Premiered at the Henry Wood Proms in 1919, when the Handsworth-born composer was just 21, this symphonic poem went on to receive four more performances during that short season alone, and altogether was to be heard nine times at the Proms, the last time in 1940. And this was not the only major piece by Howell to be performed to great acclaim.
I suspect the reasons for her eventually becoming unfashionable are quite complex, and have something to do with the fact that her sex counted against her as she gradually left behind the persona of the fascinating slip of a girl who first hit the musical scene at the end of the First World War.
Also she was part of a generation of composers who were rapidly ousted by the bright young exponents of the new modernism.

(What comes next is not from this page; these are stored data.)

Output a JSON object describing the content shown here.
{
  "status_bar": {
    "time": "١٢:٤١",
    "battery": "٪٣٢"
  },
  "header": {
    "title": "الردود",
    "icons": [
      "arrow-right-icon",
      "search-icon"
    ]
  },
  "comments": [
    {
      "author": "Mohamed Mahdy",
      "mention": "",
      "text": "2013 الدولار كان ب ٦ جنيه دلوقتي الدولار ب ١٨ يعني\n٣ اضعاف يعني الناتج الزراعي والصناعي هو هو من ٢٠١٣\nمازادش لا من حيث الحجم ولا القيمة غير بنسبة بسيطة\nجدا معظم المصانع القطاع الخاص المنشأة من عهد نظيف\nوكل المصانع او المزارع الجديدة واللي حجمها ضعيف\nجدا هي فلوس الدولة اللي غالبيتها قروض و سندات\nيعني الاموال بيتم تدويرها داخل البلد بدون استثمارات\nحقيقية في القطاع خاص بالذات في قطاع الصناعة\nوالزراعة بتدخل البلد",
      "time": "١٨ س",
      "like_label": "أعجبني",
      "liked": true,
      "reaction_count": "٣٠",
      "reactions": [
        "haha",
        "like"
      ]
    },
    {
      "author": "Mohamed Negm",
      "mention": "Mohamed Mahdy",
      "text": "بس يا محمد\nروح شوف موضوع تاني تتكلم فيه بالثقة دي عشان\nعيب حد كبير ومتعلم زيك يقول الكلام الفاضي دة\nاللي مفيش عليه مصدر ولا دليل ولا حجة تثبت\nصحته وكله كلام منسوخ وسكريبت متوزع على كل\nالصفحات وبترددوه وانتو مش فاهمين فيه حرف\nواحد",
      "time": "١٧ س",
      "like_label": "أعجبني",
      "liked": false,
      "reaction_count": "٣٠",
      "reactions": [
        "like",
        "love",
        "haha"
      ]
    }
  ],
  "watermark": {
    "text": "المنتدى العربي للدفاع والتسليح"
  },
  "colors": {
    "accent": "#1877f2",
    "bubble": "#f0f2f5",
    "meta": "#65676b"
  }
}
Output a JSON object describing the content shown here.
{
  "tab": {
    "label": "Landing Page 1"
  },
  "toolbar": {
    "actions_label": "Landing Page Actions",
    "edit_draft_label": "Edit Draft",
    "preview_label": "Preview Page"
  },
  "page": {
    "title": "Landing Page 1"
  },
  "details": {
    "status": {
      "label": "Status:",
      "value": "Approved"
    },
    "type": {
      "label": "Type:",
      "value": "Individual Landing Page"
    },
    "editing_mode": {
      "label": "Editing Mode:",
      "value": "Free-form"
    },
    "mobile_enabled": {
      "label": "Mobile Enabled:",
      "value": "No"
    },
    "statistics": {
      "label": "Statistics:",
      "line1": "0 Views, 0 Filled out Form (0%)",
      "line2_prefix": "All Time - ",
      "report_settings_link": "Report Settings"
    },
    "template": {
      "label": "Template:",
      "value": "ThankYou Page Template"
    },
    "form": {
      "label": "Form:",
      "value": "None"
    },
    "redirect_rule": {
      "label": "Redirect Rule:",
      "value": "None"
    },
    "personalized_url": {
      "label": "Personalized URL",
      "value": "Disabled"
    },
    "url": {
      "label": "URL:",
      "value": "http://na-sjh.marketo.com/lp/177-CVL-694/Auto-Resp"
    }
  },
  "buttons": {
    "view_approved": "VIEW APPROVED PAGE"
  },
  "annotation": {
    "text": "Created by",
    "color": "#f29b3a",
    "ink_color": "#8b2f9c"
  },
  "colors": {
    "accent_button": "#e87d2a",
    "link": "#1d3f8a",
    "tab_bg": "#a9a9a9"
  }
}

Whatever the case, it came as a genuinely exciting surprise to have the opportunity of hearing Lamia broadcast on Sunday, Paul Watkins conducting the Ulster Orchestra, as part of a Prom devoted to works closely connected with Sir Henry Wood, whose mighty baton indeed premiered several of them.
And the piece turns out to be a delight, the absurd story-line of Keats’ poem inspiring equally exotic – often veiledly erotic – material from the composer.
The sound-pictures are well-imagined, and though there is the occasional coarseness of orchestration, there are many deft touches of scoring. I particularly remember delicate woodwind tracery, and a lovely oboe melody answered by the strings.
This brilliant score has resonances of Dukas’ similarly-built ballet La Peri (now that really is erotic), and Howell’s composing personality reminds me a little of Lili Boulanger, the immensely gifted French composer (adored sister of the formidable Nadia) who died of illness so tragically young.
Yes, in many ways Lamia is young people’s music. It would be wonderful if the CBSO Youth Orchestra were to return it to the city of its composer’s birth.
* An exhibition celebrating the life of Dorothy Howell will be held at the Music Library in Birmingham’s Central Library until September 30.